O movimento, na avaliação dele, estaria dentro da legalidade a
partir das aprovações do PLP 243/23 e da proposta que cria o programa.
"Críticos às medidas podem alegar que o programa é uma transferência de renda
disfarçada de poupança, o que contrariaria o princípio orçamentário da
universalidade, pois foge do objetivo de centralizar as políticas públicas no
orçamento fiscal. Mas essa é uma divergência principiológica e pode ser
contornada em juízo, caso o programa seja questionado. Uns podem elogiar a
medida e outros podem criticar, mas que o plano foi muito bem pensado, isso
foi", avaliou.
A ideia do governo, para o
economista César Bergo, presidente na Conselho Regional de Economia do DF, é
interessante e um marco para a educação, mas necessita de uma linha mais clara
e transparente. "O que se coloca é um grande balão de ensaio", afirmou.

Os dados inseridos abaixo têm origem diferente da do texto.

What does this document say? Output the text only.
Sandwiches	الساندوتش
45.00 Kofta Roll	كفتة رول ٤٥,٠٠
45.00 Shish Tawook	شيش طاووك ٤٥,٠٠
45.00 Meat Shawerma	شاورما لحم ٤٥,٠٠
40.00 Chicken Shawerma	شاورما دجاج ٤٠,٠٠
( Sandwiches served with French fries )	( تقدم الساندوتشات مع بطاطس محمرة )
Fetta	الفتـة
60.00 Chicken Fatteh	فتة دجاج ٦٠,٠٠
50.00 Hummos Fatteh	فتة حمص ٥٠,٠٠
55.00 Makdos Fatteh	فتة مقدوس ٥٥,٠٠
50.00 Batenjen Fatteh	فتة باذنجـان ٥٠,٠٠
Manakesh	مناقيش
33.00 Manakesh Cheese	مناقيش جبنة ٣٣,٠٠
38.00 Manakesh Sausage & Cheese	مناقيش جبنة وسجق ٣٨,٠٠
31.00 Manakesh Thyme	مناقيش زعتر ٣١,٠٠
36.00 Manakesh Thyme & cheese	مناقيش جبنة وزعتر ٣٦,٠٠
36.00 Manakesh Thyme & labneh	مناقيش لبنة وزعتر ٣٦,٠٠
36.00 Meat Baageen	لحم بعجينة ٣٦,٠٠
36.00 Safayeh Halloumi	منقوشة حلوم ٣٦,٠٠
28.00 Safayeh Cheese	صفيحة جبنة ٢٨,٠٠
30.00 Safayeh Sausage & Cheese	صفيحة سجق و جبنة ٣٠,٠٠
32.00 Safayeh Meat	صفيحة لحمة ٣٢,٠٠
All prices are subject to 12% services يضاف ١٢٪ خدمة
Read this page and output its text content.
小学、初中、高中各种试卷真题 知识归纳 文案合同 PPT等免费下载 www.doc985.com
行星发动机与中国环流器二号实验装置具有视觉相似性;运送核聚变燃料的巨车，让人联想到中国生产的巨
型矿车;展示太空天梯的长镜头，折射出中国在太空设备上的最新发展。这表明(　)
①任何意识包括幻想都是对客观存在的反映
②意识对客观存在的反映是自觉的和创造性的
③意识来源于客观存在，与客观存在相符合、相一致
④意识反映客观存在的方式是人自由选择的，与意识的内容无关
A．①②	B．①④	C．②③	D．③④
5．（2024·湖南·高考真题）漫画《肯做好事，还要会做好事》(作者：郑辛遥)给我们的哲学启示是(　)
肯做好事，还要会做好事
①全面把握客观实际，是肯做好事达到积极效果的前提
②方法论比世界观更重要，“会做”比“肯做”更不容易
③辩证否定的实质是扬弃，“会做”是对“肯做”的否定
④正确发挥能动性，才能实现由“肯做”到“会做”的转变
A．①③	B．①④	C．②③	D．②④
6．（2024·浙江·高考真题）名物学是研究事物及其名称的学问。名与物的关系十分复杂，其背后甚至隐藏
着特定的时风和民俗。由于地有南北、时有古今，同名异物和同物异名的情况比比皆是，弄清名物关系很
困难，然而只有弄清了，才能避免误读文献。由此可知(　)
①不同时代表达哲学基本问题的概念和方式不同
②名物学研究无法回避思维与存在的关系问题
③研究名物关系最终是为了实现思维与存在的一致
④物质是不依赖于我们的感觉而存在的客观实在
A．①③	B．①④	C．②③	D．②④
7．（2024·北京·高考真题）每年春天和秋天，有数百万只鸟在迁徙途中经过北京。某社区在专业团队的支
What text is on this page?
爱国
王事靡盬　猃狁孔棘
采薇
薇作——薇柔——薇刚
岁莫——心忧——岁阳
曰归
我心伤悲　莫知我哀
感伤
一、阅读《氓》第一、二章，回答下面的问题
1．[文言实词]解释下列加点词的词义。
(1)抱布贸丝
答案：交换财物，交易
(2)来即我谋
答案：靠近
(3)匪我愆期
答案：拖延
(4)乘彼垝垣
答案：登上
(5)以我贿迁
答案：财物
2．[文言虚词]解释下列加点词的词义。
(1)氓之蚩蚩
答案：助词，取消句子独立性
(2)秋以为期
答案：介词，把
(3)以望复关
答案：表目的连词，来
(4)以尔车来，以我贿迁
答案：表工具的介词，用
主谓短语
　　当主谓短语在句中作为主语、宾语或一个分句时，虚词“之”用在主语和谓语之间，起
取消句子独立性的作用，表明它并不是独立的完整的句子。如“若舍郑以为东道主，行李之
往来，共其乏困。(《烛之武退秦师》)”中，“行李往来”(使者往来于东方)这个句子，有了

A cientista política Mayra Goulart, professora da Universidade
Federal do Rio de Janeiro (UFRJ), contextualiza que saídas como essa usada pelo
governo são adotadas em meio às divergências de frentes amplas inseridas no
próprio governo, em que parte da equipe ministerial segue uma linha mais
voltada ao interesse de mercado e a outra prioriza a implementação de novos
programas sociais.
"Esse tipo de ginástica fiscal é o que sobra para conformar,
permitir que múltiplos interesses dessas frentes amplas sejam contemplados.
Precisa-se fazer uma ginástica para contemplar os interesses e essa questão da
poupança estudantil faz parte dessa lógica. Acredito que cada vez mais veremos
exceções ao arcabouço fiscal, que permitam, em alguns casos de políticas
sociais muito importantes, uma exceção aos limites fiscais", disse Goulart.